Parecer do Ministério Público Eleitoral: fls. 75/75v., 07 de dezembro de 2012. Requer a rejeição das contas, trazendo como um dos motivos a ausência de documentação do veículo de placas IHM 4263 na declaração de bens do registro do candidato;

Sentença: fls. 77/78, 10 de dezembro de 2012. Rejeita as contas do candidato, sem contudo indicar a questão da falta de informações sobre propriedade do veículo como razão de decisão. Limita-se a entender irregulares os gastos com combustível;

Recurso do candidato, fls. 81/84: combate a decisão de 1° grau, limitando-se a ponderar sobre os gastos com combustível e requerer a reforma da sentença.

Dessa forma, não vislumbro – em que pese os atentos argumentos da Procuradoria Regional Eleitoral – seja possível manter o juízo de desaprovação das contas.

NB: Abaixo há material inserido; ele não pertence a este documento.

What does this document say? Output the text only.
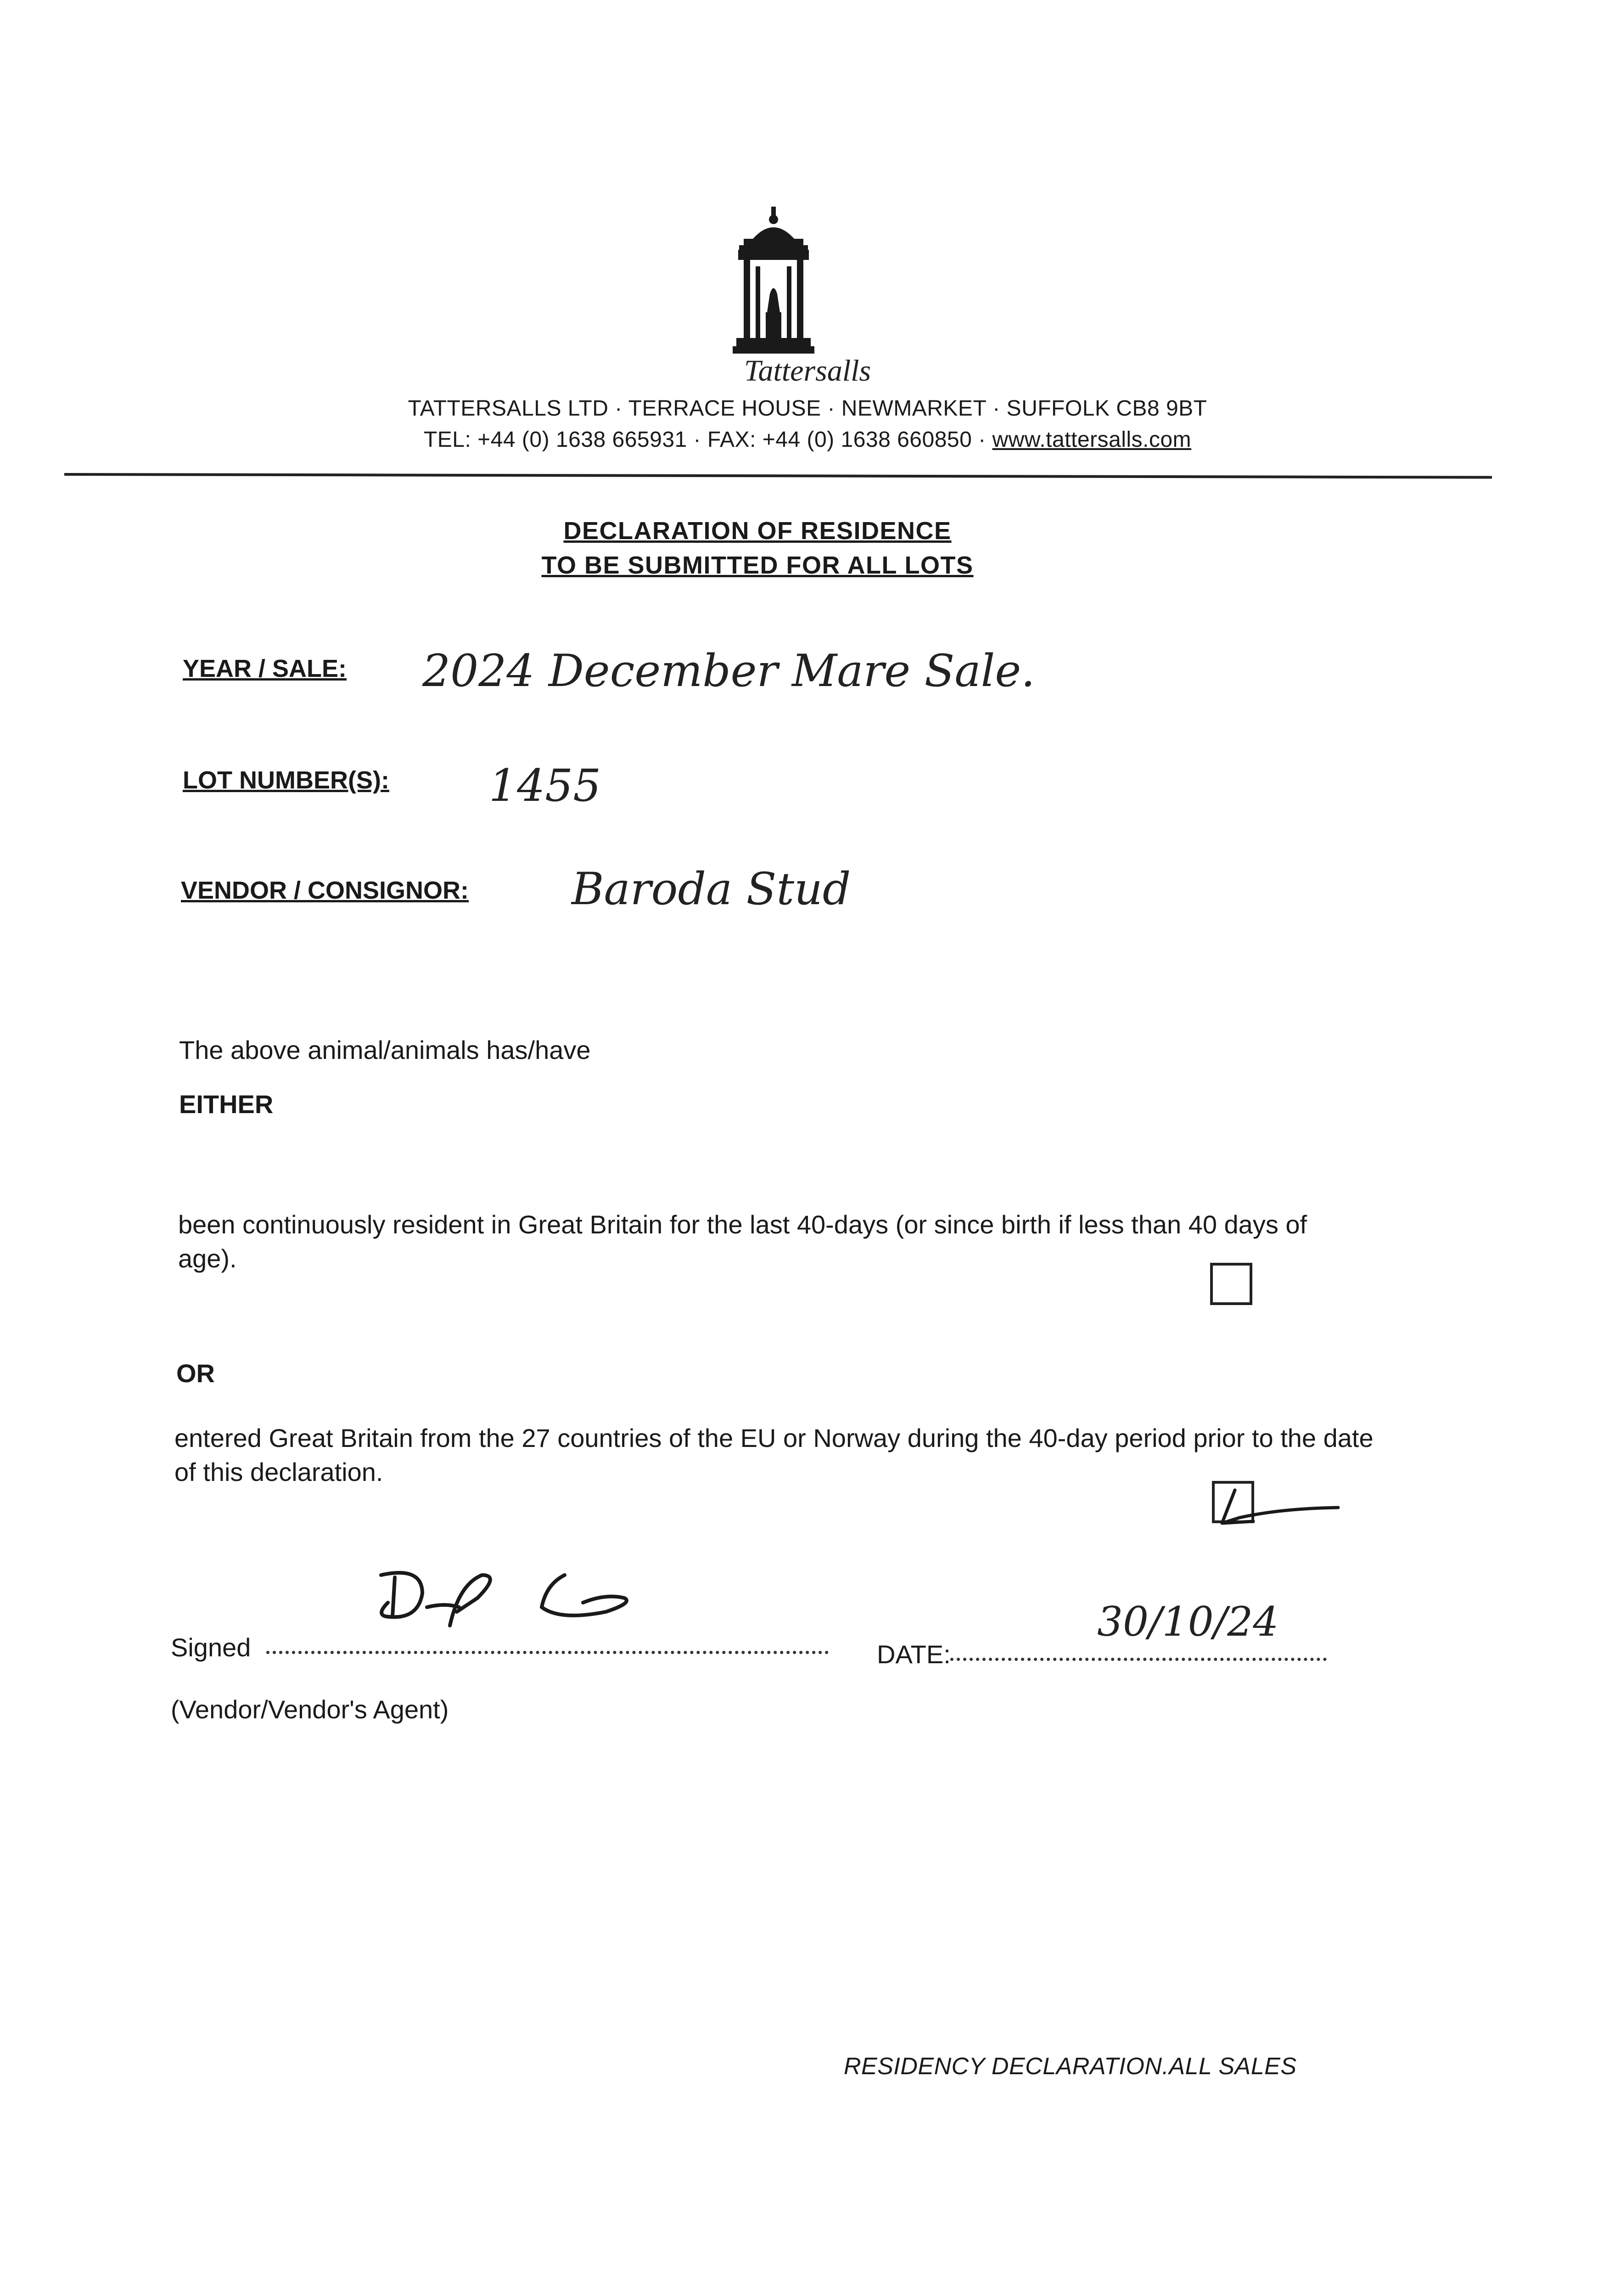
Tattersalls
TATTERSALLS LTD · TERRACE HOUSE · NEWMARKET · SUFFOLK CB8 9BT
TEL: +44 (0) 1638 665931 · FAX: +44 (0) 1638 660850 · www.tattersalls.com
DECLARATION OF RESIDENCE
TO BE SUBMITTED FOR ALL LOTS
YEAR / SALE: 2024 December Mare Sale.
LOT NUMBER(S): 1455
VENDOR / CONSIGNOR: Baroda Stud
The above animal/animals has/have
EITHER
been continuously resident in Great Britain for the last 40-days (or since birth if less than 40 days of age).
OR
entered Great Britain from the 27 countries of the EU or Norway during the 40-day period prior to the date of this declaration.
Signed	DATE:
30/10/24
(Vendor/Vendor's Agent)
RESIDENCY DECLARATION.ALL SALES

Isso porque, de um lado, a questão dos gastos com combustível restou suficientemente esclarecida, não tendo realmente o condão de conduzir à desaprovação das contas. Trata-se de caso de aprovação com ressalvas.

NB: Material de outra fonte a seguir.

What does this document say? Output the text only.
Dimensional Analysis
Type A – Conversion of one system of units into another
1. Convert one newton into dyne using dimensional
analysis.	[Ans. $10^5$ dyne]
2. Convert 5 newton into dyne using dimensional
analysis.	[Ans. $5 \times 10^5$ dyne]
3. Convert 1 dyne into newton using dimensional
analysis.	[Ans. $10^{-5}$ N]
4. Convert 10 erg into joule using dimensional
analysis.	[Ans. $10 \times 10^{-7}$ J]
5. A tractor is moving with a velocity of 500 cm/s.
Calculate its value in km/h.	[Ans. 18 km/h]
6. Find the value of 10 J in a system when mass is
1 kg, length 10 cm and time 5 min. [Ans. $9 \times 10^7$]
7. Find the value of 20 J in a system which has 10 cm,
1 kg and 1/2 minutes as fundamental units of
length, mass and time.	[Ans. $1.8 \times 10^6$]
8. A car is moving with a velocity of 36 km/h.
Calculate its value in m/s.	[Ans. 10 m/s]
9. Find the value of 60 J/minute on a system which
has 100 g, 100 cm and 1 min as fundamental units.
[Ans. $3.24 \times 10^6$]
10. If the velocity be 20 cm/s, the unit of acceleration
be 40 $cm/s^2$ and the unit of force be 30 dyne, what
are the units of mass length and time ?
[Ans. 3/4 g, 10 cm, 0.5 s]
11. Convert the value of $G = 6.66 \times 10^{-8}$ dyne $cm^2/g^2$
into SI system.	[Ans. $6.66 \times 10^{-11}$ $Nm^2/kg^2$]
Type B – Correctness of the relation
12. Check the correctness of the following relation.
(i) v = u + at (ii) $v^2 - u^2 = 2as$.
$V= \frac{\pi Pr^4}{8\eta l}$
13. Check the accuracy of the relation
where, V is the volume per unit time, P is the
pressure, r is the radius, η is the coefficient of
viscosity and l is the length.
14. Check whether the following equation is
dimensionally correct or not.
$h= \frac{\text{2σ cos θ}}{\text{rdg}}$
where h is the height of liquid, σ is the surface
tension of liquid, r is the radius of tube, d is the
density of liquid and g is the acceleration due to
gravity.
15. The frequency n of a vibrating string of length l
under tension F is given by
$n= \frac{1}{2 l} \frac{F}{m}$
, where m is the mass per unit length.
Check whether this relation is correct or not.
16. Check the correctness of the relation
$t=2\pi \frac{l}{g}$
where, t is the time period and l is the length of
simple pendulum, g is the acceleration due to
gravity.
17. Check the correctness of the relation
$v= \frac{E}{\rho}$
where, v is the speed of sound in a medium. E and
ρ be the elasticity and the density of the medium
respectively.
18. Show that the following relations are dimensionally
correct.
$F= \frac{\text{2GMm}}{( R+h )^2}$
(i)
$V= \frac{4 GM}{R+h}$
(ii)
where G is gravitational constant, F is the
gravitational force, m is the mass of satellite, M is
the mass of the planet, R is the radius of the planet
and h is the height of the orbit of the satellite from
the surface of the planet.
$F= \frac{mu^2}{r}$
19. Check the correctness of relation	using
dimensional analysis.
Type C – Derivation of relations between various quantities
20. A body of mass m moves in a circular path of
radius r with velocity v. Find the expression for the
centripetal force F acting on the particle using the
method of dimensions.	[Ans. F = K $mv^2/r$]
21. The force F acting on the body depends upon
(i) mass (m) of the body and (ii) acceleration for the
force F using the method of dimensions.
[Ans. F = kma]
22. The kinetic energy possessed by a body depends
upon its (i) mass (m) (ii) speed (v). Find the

De outro modo, não há como se basear na ausência do termo de cessão de veículo (ou documento equivalente) para desaprovar as contas do candidato na presente instância, pois em momento algum foi dada ao recorrente a oportunidade de se defender de tal apontamento. Ele é ausente do relatório preliminar, em relação ao qual o então candidato, pela única vez em todo o processo, exerceu direito de defesa. A rigor, o recorrente não foi informado, pela Justiça Eleitoral, da irregularidade relativa à propriedade do veículo de placas IHM 4263.

Dessa forma, ausente também o contraditório absolutamente necessário a fornecer (1) a não surpresa do jurisdicionado e (2) o direito de influência, da parte, na manifestação jurisdicional.

Ante o exposto, VOTO pelo provimento parcial do recurso interposto, no sentido de aprovar com ressalvas as contas de ROBERTO CELSO ZACCANI relativas às eleições municipais de 2012, com fulcro no art. 30, II, da Lei n. 9.504/97.